The Museum of Modern Art (MoMA) in New York has added eight CryptoPunks and eight Chromie Squiggles to its permanent collection. The acquisitions mark one of the most significant institutional acknowledgments of blockchain-based art. According to 1OF1_art, all 16 works were donated rather than purchased and will be displayed in MoMA’s Media and Performance department.

MoMA welcomes onchain art into its permanent collection

The new additions will sit alongside video and experimental technology works, expanding MoMA’s exploration of contemporary media. The museum confirmed on its website that the pieces can already be viewed digitally.

The CryptoPunks being introduced to the collection include #74, #2786, #3407, #4018, #5160, #5616, #7178, and #7899. Larva Labs founders Matt Hall and John Watkinson donated Punks #74 and #5160. Other contributors included Mara and Erick Calderon (CryptoPunk #2786), Rhydon and Caroline Lee (#3407), Ryan Zurrer of 1OF1 AG (#4018), judithESSS (#5616), the Tomaino Family (#7178), and the Cozomo de’ Medici Collection (#7899).

The Chromie Squiggles donations were coordinated by 1OF1_art, a digital art organization that helped bring the acquisitions together. 1OF1_art extended its thanks to MoMA curators Stuart Comer and Michelle Kuo for their role in facilitating the addition.

How CryptoPunks and Chromie Squiggles shaped NFT culture

The CryptoPunks collection, launched in 2017 by Larva Labs, originated as 10,000 algorithmically generated 24-by-24 pixel avatars recorded on the Ethereum blockchain. The series is considered a blueprint for later profile-picture projects and predates Ethereum’s ERC-721 token standard, which would later formalize NFTs.

Chromie Squiggles, created by Erick Calderon (Snowfro) in November 2020 as part of Art Blocks, represent the early wave of generative blockchain art. The project became the genesis collection for Art Blocks, which reached a peak of $587 million in monthly sales in August 2021. Each Chromie Squiggle is a unique visual signature based entirely on algorithmic parameters.

The inclusion of both collections underlines MoMA’s evolving commitment to media that redefines the boundaries between technology and creativity. The acquisitions connect the lineage of experimental digital works from MoMA’s archives to the blockchain era.

NFT adoption accelerates among major art institutions

The decision to incorporate these pieces continues a broader institutional push to embed CryptoPunks within museums. In May, Yuga Labs transferred the CryptoPunks intellectual property to the Infinite Node Foundation, a nonprofit group led by Micky Malka, focused on digital art preservation. The foundation outlined its goal to “embed them in leading art institutions worldwide” as part of its stewardship.

This acquisition aligns with that initiative and adds a major institutional milestone for Web3 art. Other museums, including ICA Miami, have previously acquired individual CryptoPunks, but MoMA’s addition of multiple works represents a scaling up of museum-level engagement with NFTs.

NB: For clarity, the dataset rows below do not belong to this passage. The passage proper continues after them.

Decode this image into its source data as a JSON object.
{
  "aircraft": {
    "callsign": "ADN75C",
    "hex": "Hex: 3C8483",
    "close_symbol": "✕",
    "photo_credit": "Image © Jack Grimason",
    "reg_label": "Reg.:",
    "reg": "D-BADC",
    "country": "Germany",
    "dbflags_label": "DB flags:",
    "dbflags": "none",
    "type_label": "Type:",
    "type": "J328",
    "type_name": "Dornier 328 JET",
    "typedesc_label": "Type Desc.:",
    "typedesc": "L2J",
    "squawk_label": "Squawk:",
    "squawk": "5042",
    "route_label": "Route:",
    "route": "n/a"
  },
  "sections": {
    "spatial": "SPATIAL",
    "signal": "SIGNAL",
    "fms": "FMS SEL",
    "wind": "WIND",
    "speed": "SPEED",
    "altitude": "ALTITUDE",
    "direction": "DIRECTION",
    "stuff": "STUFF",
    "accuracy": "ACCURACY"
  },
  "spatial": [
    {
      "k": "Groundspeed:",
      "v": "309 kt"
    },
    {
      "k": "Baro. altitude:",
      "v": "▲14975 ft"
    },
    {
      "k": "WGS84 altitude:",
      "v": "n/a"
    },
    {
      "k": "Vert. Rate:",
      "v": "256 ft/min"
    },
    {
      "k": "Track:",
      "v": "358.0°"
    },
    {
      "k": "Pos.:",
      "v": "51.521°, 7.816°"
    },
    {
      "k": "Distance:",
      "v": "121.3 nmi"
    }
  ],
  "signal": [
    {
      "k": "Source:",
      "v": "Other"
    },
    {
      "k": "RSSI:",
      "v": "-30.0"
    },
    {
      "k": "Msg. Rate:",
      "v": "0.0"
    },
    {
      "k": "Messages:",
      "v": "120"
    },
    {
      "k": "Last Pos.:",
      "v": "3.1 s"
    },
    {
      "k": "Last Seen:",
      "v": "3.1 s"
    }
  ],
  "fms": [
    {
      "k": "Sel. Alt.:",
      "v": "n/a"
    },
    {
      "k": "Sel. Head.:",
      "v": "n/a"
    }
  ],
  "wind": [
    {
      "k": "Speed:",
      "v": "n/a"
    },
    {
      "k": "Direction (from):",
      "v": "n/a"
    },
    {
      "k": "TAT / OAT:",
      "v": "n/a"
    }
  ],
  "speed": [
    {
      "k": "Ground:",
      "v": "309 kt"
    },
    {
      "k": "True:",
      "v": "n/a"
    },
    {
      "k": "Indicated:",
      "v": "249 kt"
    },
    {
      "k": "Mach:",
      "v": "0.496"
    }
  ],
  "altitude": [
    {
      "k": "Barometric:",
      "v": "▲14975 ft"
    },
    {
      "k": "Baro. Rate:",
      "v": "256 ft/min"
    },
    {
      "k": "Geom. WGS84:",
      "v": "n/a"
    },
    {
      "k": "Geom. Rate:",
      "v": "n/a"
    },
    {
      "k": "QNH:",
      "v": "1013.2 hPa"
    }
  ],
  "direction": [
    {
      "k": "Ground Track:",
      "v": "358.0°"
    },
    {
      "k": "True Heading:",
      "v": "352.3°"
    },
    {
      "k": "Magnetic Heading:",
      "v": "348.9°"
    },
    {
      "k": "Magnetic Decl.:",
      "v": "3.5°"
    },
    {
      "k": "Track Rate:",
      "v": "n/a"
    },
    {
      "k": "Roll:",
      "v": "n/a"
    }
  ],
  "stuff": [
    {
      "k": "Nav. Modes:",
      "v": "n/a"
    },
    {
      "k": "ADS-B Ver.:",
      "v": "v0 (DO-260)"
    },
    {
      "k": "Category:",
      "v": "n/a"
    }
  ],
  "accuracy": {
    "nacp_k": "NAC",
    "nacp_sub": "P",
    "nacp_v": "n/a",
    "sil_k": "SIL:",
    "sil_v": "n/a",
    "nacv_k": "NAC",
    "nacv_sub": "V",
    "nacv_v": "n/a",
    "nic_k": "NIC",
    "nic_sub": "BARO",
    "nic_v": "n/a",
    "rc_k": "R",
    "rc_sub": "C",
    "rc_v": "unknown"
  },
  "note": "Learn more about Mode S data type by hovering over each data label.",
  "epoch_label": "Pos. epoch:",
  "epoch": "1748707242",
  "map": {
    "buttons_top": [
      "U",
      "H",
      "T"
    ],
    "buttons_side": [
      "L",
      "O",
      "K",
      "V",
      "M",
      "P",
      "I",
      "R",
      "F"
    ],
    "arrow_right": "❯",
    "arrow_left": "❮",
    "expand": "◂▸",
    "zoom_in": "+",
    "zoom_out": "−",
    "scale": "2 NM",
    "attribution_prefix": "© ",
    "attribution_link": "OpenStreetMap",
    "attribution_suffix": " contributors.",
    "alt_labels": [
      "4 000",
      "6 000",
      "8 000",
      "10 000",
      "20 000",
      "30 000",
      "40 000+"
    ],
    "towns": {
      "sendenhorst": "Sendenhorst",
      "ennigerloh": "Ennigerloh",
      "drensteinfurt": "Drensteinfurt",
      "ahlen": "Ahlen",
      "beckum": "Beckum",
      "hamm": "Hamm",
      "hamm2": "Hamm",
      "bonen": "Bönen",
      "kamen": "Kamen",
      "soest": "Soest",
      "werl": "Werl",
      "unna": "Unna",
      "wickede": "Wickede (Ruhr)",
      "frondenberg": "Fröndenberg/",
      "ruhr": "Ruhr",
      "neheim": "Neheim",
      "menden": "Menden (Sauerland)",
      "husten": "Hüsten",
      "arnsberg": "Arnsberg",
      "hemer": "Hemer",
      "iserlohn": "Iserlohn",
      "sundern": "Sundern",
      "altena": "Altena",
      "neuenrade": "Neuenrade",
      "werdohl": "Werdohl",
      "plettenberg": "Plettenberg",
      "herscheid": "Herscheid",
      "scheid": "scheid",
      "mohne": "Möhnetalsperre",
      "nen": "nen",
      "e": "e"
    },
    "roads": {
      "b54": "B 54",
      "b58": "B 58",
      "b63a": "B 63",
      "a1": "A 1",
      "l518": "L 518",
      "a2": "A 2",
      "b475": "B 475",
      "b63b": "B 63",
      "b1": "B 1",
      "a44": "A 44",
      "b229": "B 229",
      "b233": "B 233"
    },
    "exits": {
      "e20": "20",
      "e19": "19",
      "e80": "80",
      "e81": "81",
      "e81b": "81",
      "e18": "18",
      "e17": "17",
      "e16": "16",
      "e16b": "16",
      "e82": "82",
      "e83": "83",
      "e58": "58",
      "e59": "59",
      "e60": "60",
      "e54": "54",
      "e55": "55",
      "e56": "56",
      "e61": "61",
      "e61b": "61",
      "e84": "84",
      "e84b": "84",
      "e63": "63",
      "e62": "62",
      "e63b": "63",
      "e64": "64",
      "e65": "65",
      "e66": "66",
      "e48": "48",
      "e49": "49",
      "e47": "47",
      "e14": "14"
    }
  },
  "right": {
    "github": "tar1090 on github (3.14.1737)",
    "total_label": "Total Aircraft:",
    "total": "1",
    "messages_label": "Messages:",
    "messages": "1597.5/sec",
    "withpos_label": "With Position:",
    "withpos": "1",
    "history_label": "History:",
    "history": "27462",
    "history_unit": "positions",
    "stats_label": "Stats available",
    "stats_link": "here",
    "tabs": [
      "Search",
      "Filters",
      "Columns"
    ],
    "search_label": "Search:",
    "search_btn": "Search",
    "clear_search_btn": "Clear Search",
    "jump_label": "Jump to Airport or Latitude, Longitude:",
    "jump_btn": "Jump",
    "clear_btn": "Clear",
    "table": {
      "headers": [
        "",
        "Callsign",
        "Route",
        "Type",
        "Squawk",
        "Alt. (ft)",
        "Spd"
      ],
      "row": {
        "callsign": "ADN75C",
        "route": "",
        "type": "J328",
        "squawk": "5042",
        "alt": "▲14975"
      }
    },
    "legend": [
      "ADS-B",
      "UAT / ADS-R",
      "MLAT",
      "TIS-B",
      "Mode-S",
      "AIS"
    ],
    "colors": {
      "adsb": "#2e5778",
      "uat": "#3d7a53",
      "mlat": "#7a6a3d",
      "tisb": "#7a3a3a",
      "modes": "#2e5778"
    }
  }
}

Renewed interest in digital blue chips

The timing of MoMA’s acquisition coincides with renewed collector interest in blue-chip NFTs. In late July, CryptoPunks registered their highest weekly trading volume since March 2024, reaching $24.6 million, based on The CoinMarketCap data. Despite that activity, the collection’s market capitalization has cooled from its highs. CoinGecko data places the figure around $763 million, down from nearly $2.5 billion earlier in the year.

The contrast between market performance and artistic recognition highlights a broader shift from speculation to cultural integration. For many collectors and curators, these acquisitions signal that NFTs have moved beyond novelty status into historical documentation of digital creativity.

Cultural significance and preservation

MoMA’s addition of these onchain works aligns with its long history of embracing experimental forms, from photography and video to net art and performance. The integration of NFTs builds continuity with the museum’s mission to preserve, research, and exhibit works that define creative innovation in their era.

The acquisition also introduces new conservation considerations for institutions. Maintaining blockchain art involves issues of storage, metadata, and digital provenance, factors that museums must now integrate into traditional preservation models.

While this marks a cultural milestone for Web3 art, it also establishes a framework for how major institutions might engage with decentralized technologies in the years ahead. MoMA’s step reshapes how audiences might encounter digital-native art within canonical museum spaces.